The United States has asked Syria to restrain the Popular Front for the Liberation of Palestine, whose spokesman suggested on Monday that Arabs strike at US interests in retaliation for Israel's assassination of PFLP leader Abu Ali Mustafa.

State Department spokesman Richard Boucher said on Tuesday the United States contacted the Syrian government overnight and said it would hold Damascus responsible for the safety of Americans in the country.

PFLP spokesman Maher al-Taher said on Monday, "We ask the Arab world to hit American interests because the United States participates in the extermination of the Palestinian people." The PFLP has a large presence in the Syrian capital.

Boucher said: "We do take seriously the spokesman for the PFLP's plea for strikes against US interests. We're calling on the Syrian government to exercise restraint over groups that have a presence on Syrian territory.

"We are raising the spokesman's remarks with the Syrian government, noting we hold the Syrian government responsible for the safety and security of Americans in Syria."

He said the United States welcomed Syrian President Bashar al-Assad's recent expression of support for a "just and comprehensive peace" in the Middle East.

He added, "We think such a position conveys on him certain responsibilities -- to exercise restraint where he has influence to prevent any further escalatory violence."

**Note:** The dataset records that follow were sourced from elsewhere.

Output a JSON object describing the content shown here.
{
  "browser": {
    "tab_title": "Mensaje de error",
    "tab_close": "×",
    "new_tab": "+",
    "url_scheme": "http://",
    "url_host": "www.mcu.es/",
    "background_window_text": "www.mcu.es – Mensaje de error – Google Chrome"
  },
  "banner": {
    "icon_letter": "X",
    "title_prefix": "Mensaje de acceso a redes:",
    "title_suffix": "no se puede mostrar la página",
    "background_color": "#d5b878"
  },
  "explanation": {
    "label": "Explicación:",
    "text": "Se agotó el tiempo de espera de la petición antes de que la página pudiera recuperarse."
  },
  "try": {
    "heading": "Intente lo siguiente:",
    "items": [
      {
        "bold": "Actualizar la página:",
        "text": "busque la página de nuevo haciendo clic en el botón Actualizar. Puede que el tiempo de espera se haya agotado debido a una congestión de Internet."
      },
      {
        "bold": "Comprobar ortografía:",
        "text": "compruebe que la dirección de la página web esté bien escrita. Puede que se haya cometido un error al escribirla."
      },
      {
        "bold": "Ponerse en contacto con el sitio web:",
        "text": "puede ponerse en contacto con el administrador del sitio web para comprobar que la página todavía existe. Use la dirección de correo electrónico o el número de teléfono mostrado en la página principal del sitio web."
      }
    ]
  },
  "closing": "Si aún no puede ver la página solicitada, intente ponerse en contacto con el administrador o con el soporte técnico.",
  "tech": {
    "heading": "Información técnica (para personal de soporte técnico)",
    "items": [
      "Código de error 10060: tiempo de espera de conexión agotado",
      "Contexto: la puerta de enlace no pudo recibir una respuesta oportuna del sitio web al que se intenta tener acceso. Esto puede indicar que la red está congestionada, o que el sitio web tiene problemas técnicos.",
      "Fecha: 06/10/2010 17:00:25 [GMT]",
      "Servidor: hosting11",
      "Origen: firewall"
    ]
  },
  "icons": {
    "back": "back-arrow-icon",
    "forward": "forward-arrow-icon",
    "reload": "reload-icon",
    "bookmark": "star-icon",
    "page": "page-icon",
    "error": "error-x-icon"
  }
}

The Syrian government indicated on Tuesday that it was not in a mood to be sympathetic to the US request.

It said that Washington's bias toward Israel was harming US interests in the region and undermining its role as a broker of the peace process.

A senior Syrian official strongly criticized US President George W. Bush's Middle East policy, saying it was providing Israel with a political cover to continue what he called its daily military crimes against the Palestinians.

Boucher could not confirm that the US Embassy in Damascus had also conveyed a message from Israel asking Syria to restrain the guerrilla group Hizbollah in south Lebanon.

DIVIDED VILLAGE

The director-general of the Israeli Defense Ministry, Amos Yaron, said last Friday he asked the United States on Friday to assure Assad it did not seek escalation on the Lebanese border, where Hizbollah has moved close to Israeli forces near the divided village of Ghajar.

A senior Israeli official now visiting Washington said he had asked Washington to send a similar message.

Boucher said that the United States had consistently raised its concerns about the Israeli-Lebanese border.

"We call on all of the parties who have influence in that area to exercise it, to make sure that the place does not escalate," the US spokesman added.

Hizbollah, which attacked Israeli forces in Lebanon for years until they withdrew last year, has taken up positions just hundreds of yards (metres) from Israeli troops at the edge of Ghajar, which spans the line marking the Israeli pullout.

When the United Nations drew the withdrawal line, it assigned the northern two-thirds of Ghajar to Lebanon, and the rest to the Israeli-occupied Syrian Golan Heights.

On Sunday, Hizbollah claimed all of the village as Lebanese territory and said it was ready to fight for it.